I’m pretty sure that 1970 GMC Suburban triple-axle custom truck haunts Lohnes’ dreams at night. It’s been enough that he’s written about it twice (first in 2013, and then again in 2016) and just one look tells you why. Think about it like this: have you ever seen the “before” picture of some Hollywood starlet in her prime, when half of the noise in the background were wolf-whistles and that shape could’ve made men do awful things just for five minutes’ time with her? Then you see a picture years later and your first gut reaction is “what the hell happened over the years?” Yeah, this creation is something like that.

Let’s take it for what we see right now: in it’s day (which is supposed to be 1991, but looks to have been right about the time I was born in the early 1980s) this would’ve been a showstopper of a machine, the combination of a 1970 GMC Suburban, a radically altered stepside bed, triple axles out back, and paint colors that could’ve been seen for miles on the horizon. The history of this truck has always claimed that it’s been at Bonneville as a car hauler, and judging by the way the body looks today, we don’t doubt that for one second. This puppy is rough, and the miles haven’t been kind to the old ‘Burban. The running gear hasn’t changed a bit, but no Goodwrench 350 was going to make this thing lively.
I can see why Brian has a 50/50 take on the machine. Bodywork, fresh paint, new wheels and a diesel conversion and you’d have something that would really be interesting to run the Interstates with. The dream vision could be really cool, with this thing hauling a gooseneck trailer full of show cars. That’d be pretty badass. But between that vision and you is a lot of time with a DA sander. You up for the challenge?
Facebook Marketplace Link: 1970 GMC Suburban three-door, triple-axle custom









It’s kinda okay….proportionally – I imagine it rides good with all that flex in the chassis like a top fuel dragster has – All the young kids are into that patina look so that the body work needed is covered – It just needs Finnegan to chop it up some more with his diesel transplant and take it demo-drag racing at Cleetus McFarlands event @ Bradenton Dragway!!!!
It seems to have deteriorated a bit since 2016… or maybe the photos are just a bit more honest.
I’d buy it in a heartbeat and ship it to Lohnes house if I could see the look on his wife’s face when it comes off the truck and joins the collection…….
For some reason I want to paint the whole thing bumpers and all a solid bright sky blue with a pink heart beat line down the sides and throw all the Boyd Coddington blade wheels and grey tweed I can find at it.
Even when freshly built, this thing was ugly
Must be a bitch to parallel park! I’d chop the bed off and make it a suburban again.
I need this!!! And because I drank the Kool Aide, a 6.0 and 4L80 would be swapped in.
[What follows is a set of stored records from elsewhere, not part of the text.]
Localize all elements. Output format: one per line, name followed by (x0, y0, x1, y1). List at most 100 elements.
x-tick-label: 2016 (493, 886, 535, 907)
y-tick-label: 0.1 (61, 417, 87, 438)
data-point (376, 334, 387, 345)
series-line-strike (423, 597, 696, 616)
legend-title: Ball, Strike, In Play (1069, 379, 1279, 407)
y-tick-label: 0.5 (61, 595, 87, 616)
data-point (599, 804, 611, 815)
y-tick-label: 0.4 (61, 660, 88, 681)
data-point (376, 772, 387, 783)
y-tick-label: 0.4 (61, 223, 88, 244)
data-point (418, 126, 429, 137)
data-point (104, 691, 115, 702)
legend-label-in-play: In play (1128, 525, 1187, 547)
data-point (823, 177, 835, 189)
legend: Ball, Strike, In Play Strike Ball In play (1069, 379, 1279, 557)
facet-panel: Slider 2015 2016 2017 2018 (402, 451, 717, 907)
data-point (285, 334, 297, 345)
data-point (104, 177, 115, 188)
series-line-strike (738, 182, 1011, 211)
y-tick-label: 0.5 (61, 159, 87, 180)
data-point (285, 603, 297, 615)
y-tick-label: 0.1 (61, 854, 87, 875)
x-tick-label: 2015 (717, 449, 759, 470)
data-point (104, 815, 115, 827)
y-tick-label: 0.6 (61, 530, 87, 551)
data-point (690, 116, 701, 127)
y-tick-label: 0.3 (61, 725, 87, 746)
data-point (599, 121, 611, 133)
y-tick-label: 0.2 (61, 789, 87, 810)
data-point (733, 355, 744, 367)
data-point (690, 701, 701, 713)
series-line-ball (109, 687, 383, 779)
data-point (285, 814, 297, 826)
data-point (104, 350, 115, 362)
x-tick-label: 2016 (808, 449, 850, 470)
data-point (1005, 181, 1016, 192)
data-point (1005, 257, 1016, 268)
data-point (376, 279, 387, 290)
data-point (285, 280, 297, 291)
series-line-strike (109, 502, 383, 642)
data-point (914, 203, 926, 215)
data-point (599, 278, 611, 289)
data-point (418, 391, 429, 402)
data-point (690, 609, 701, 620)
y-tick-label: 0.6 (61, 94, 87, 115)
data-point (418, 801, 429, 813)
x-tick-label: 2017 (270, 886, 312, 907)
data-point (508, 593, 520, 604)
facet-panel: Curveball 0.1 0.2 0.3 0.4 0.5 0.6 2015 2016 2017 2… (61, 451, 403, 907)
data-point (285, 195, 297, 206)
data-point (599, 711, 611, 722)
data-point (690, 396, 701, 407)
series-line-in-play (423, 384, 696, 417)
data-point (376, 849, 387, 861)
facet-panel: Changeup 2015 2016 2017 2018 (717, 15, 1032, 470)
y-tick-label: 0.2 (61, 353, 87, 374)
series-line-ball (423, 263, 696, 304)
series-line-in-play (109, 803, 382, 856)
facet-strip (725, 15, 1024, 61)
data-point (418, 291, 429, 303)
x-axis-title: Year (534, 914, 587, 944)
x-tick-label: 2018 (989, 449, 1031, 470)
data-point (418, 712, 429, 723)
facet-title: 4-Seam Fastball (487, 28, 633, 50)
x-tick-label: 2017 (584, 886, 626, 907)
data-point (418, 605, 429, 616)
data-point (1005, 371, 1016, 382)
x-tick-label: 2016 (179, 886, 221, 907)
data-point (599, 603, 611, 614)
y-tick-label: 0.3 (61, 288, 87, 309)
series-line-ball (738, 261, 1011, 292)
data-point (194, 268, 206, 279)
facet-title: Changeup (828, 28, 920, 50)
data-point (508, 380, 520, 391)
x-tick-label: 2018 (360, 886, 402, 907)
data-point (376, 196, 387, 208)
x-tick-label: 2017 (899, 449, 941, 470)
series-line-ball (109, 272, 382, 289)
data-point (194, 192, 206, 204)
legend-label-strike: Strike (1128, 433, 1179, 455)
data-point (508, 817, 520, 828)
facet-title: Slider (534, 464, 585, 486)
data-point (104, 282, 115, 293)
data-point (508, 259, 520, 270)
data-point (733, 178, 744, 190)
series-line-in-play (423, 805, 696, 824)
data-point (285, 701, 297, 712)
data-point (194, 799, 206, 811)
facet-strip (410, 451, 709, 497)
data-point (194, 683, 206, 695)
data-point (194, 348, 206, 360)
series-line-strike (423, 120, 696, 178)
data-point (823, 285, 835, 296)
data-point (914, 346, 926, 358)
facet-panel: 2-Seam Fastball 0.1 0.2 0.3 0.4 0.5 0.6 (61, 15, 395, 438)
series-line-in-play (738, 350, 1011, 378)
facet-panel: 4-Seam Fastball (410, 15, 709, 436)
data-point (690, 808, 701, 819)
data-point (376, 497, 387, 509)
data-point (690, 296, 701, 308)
I really need something to tow my Nova with.
Just the thing to test my Top Fuel nitro burning hemi powered car crusher on!
I owned that truck for a few years , I took it on trade just for the motor and ended up trading it off without touching it , drove it around my yard a bunch , I have 5 acres and it takes most of that just to turn it around. Ran like a top
I’m thinking, when it was built, someone had a need, you couldn’t just buy anything that would seat 6 or more adults & tow a goose neck or 5th wheel, they had all the pieces & had the time & this was the result. Not long after that, shops started doing custom jobs on the then new F-450/550s chassis & they opted for something bigger.
This thing probably approaches 9 or 10k empty. Since it’s a 2wd, it could’ve sported a BBC to begin with as the factory mounts were available.
Now days you can get bigger tow rigs, but in the 80s they didn’t exist. I saw a couple prototypes at Mountain States Ford (Ford’s high altitude testing location), but those were factory one-offs proving it could be done. We had a custom early SuperDuty limo that could seat 12 that was used only for picking up VIPs at the airport.